Parsing JSON with jq

JSON is a lightweight format that is nearly ubiquitous for data-exchange. jq is a command-line tool for parsing JSON.

Most of the popular API and data services use the JSON data format, so we'll learn how it's used to serialize interesting information, and how to use the jq to parse it at the command-line.

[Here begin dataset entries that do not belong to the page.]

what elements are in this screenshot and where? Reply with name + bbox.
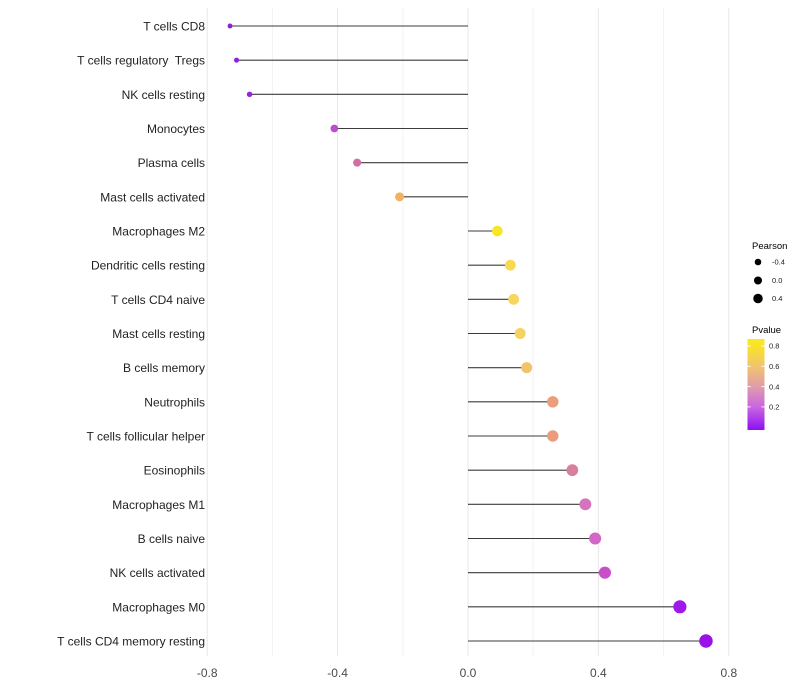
legend-size-label: -0.4	[772, 258, 785, 267]
legend-size-dot	[754, 258, 762, 266]
lollipop-dot	[395, 192, 405, 202]
y-axis-label: T cells CD4 naive	[111, 293, 205, 307]
y-axis-label: Neutrophils	[144, 395, 205, 409]
legend-color-tick-label: 0.6	[769, 362, 779, 371]
lollipop-dot	[547, 396, 559, 408]
lollipop-dot	[589, 532, 602, 545]
legend-size-label: 0.4	[772, 294, 782, 303]
x-axis-tick-label: 0.0	[460, 666, 477, 680]
lollipop-dot	[579, 498, 592, 511]
y-axis-label: Plasma cells	[138, 156, 205, 170]
y-axis-label: Macrophages M2	[112, 225, 205, 239]
legend-size-label: 0.0	[772, 276, 782, 285]
y-axis-label: NK cells activated	[110, 566, 205, 580]
legend-color-tick-label: 0.2	[769, 403, 779, 412]
legend-size-dot	[753, 276, 763, 285]
lollipop-dot	[673, 600, 687, 614]
y-axis-label: Mast cells resting	[112, 327, 205, 341]
lollipop-dot	[504, 259, 516, 271]
y-axis-label: Mast cells activated	[100, 190, 205, 204]
legend-color-tick-label: 0.8	[769, 342, 779, 351]
lollipop-dot	[508, 293, 520, 305]
lollipop-dot	[566, 464, 579, 477]
y-axis-label: T cells regulatory Tregs	[77, 54, 205, 68]
y-axis-label: Macrophages M1	[112, 498, 205, 512]
legend-size-title: Pearson	[752, 241, 787, 252]
legend-color-title: Pvalue	[752, 325, 781, 336]
legend-colorbar	[747, 339, 765, 430]
lollipop-dot	[330, 124, 339, 133]
y-axis-label: B cells naive	[138, 532, 206, 546]
lollipop-dot	[233, 57, 240, 63]
y-axis-label: T cells follicular helper	[87, 430, 206, 444]
x-axis-tick-label: 0.8	[720, 666, 737, 680]
y-axis-label: T cells CD4 memory resting	[57, 635, 205, 649]
x-axis-tick-label: -0.8	[197, 666, 218, 680]
y-axis-label: T cells CD8	[143, 20, 205, 34]
legend-color-tick-label: 0.4	[769, 382, 779, 391]
legend-size-dot	[753, 293, 763, 304]
lollipop-dot	[227, 23, 233, 29]
x-axis-tick-label: 0.4	[590, 666, 607, 680]
y-axis-label: Dendritic cells resting	[91, 259, 205, 273]
lollipop-dot	[514, 328, 526, 339]
y-axis-label: Monocytes	[147, 122, 205, 136]
lollipop-dot	[353, 158, 362, 167]
x-axis-tick-label: -0.4	[327, 666, 348, 680]
lollipop-dot	[598, 566, 612, 579]
lollipop-dot	[246, 91, 253, 98]
lollipop-dot	[547, 430, 559, 442]
lollipop-dot	[521, 362, 533, 374]
y-axis-label: Eosinophils	[144, 464, 205, 478]
y-axis-label: Macrophages M0	[112, 600, 205, 614]
y-axis-label: B cells memory	[123, 361, 205, 375]
y-axis-label: NK cells resting	[122, 88, 205, 102]
lollipop-dot	[492, 225, 503, 237]
lollipop-dot	[699, 634, 713, 648]
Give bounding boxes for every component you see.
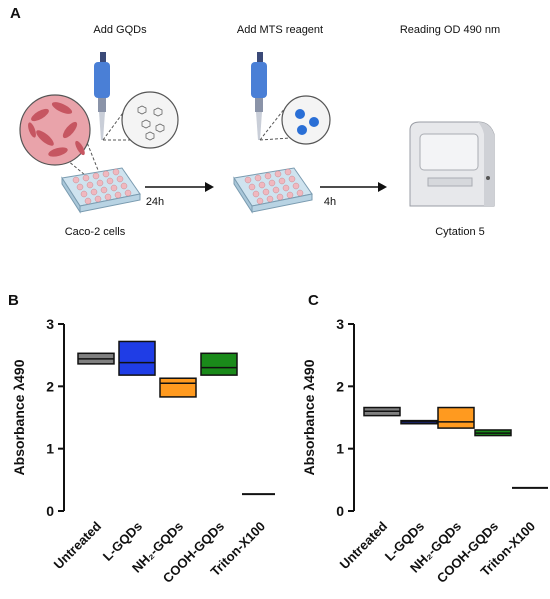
well-plate-icon xyxy=(61,167,141,214)
y-tick-label: 2 xyxy=(46,378,54,394)
y-tick-label: 2 xyxy=(336,378,344,394)
step-add-mts-label: Add MTS reagent xyxy=(236,24,324,36)
time-24h-label: 24h xyxy=(145,196,165,208)
y-tick-label: 1 xyxy=(336,441,344,457)
pipette-icon xyxy=(251,52,267,140)
plate-reader-icon xyxy=(409,121,495,207)
x-tick-label: Untreated xyxy=(337,518,391,572)
y-axis-label: Absorbance λ490 xyxy=(301,359,317,475)
time-4h-label: 4h xyxy=(323,196,337,208)
experiment-schematic xyxy=(19,52,495,214)
arrow-icon xyxy=(320,182,387,192)
instrument-label: Cytation 5 xyxy=(435,226,485,238)
mts-magnifier-icon xyxy=(259,95,331,145)
arrow-icon xyxy=(145,182,214,192)
step-reading-od-label: Reading OD 490 nm xyxy=(399,24,501,36)
cells-magnifier-icon xyxy=(19,94,101,176)
y-tick-label: 1 xyxy=(46,441,54,457)
y-tick-label: 3 xyxy=(46,316,54,332)
box xyxy=(159,377,197,398)
y-tick-label: 0 xyxy=(336,503,344,519)
y-tick-label: 0 xyxy=(46,503,54,519)
well-plate-icon xyxy=(233,167,313,214)
panel-a-letter: A xyxy=(10,5,21,22)
step-add-gqds-label: Add GQDs xyxy=(93,24,147,36)
cells-label: Caco-2 cells xyxy=(64,226,126,238)
box xyxy=(200,352,238,376)
box xyxy=(437,406,475,429)
pipette-icon xyxy=(94,52,110,140)
box xyxy=(118,340,156,376)
panel-c-letter: C xyxy=(308,292,319,309)
gqd-magnifier-icon xyxy=(102,91,179,149)
y-tick-label: 3 xyxy=(336,316,344,332)
x-tick-label: Untreated xyxy=(51,518,105,572)
y-axis-label: Absorbance λ490 xyxy=(11,359,27,475)
panel-b-letter: B xyxy=(8,292,19,309)
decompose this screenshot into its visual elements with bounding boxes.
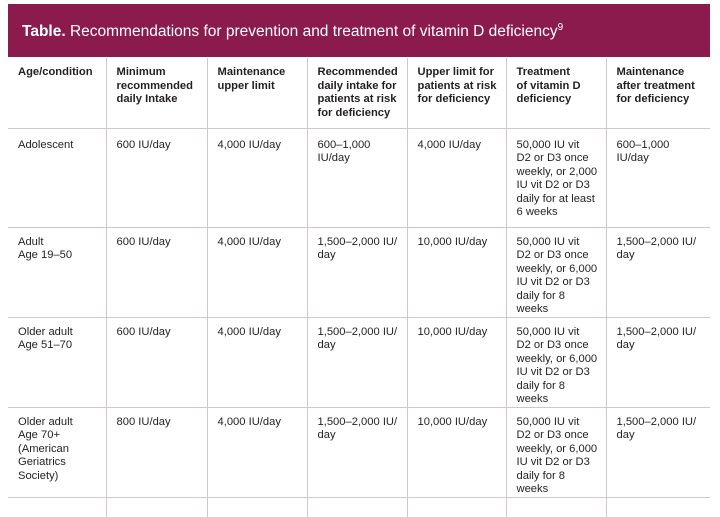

JSON - a lightweight data format

JSON stands for JavaScript Object Notation and is nearly ubiquitous as a data format, for its lightweight nature and (relatively) ease of human-readability.

Using jq

jq is a program described as "sed for JSON data":

You can use it to slice and filter and map and transform structured data with the same ease that sed, awk, grep and friends let you play with text.

Installing jq

If you've haven't installed the pup HTML parsing tool, or any other tool which required you to edit your ~/.bashrc's' PATH and create the ~/bin_compciv directory, then follow the instructions here: Installing programs for your personal Stanford account.

To install jq:

# download directly into ~/bin_compciv
curl http://stedolan.github.io/jq/download/linux64/jq -o ~/bin_compciv/jq
# give it executable permissions
chmod a+x ~/bin_compciv/jq

Check out the tutorial on jq here. The full manual can be found here.

JSON compared to CSV

JSON is more verbose, but easier to read than CSV.

CSV:

firstname,lastname,middlename,birthyear,deathyear,gender,city,state
Alexander,Smith,Johnson,1918,1955,M,Madison,Wisconsin
Lucy Jo Mary,Carrie-Paulson,,1967,,F,Omaha,Nebraska
Jeremiah,"Springfield, Jr.",Jebediah,1942,2003,M,Kalamazoo,Michigan

JSON:

[
  {
    "firstname": "Alexander",
    "lastname": "Smith",
    "middlename": "Johnson",
    "birthyear": 1918,
    "deathyear": 1955,
    "gender": "M",
    "city": "Madison",
    "state": "Wisconsin"
  },
  {
    "firstname": "Lucy Jo Mary",
    "lastname": "Carrie-Paulson",
    "middlename": null,
    "birthyear": 1967,
    "deathyear": null,
    "gender": "F",
    "city": "Omaha",
    "state": "Nebraska"
  },
  {
    "firstname": "Jeremiah",
    "lastname": "Springfield, Jr.",
    "middlename": "Jebediah",
    "birthyear": 1942,
    "deathyear": 2003,
    "gender": "M",
    "city": "Kalamazoo",
    "state": "Michigan"
  }
]

Objects and attribute-value pairs

Inherent to the JSON data format is the ability to encapsulate data structures known as Objects consisting of attribute-value pairs

The object below has the attributes first_name and last_name, with the values of John and Smith, respectively:

{
  "first_name": "John",
  "last_name": "Smith"
}

JSON objects can also contain Arrays, which can be thought of as lists of elements. Below, the things_carried attribute has an Array containing apples, hat, and harmonica.

{
  "first_name": "John",
  "last_name": "Smith",
  "things_carried": [
    "apples",
    "hat",
    "harmonica"
  ]
}

What makes JSON more flexible than flat data structures (such as CSV and other spreadsheet-type formats) is the ability to nest objects and arrays:

{
  "first_name": "John",
  "last_name": "Smith",
  "things_carried": [
    "apples",
    "hat",
    "harmonica"
  ],
  "children": [
    {
      "first_name": "Bobby Sue",
      "last_name": "Smith"
    },
    {
      "first_name": "John Jr",
      "last_name": "Smith"
    }
  ]
}

Sen. Joni Ernst as a JSON object

The unitedstates/congress-legislators Github repo contains a wealth of useful, serialized information about the U.S. Congress. From their current legislators file, I've extracted the entry for newly-elected Senator Joni Ernst and converted it to a JSON, which you can download here.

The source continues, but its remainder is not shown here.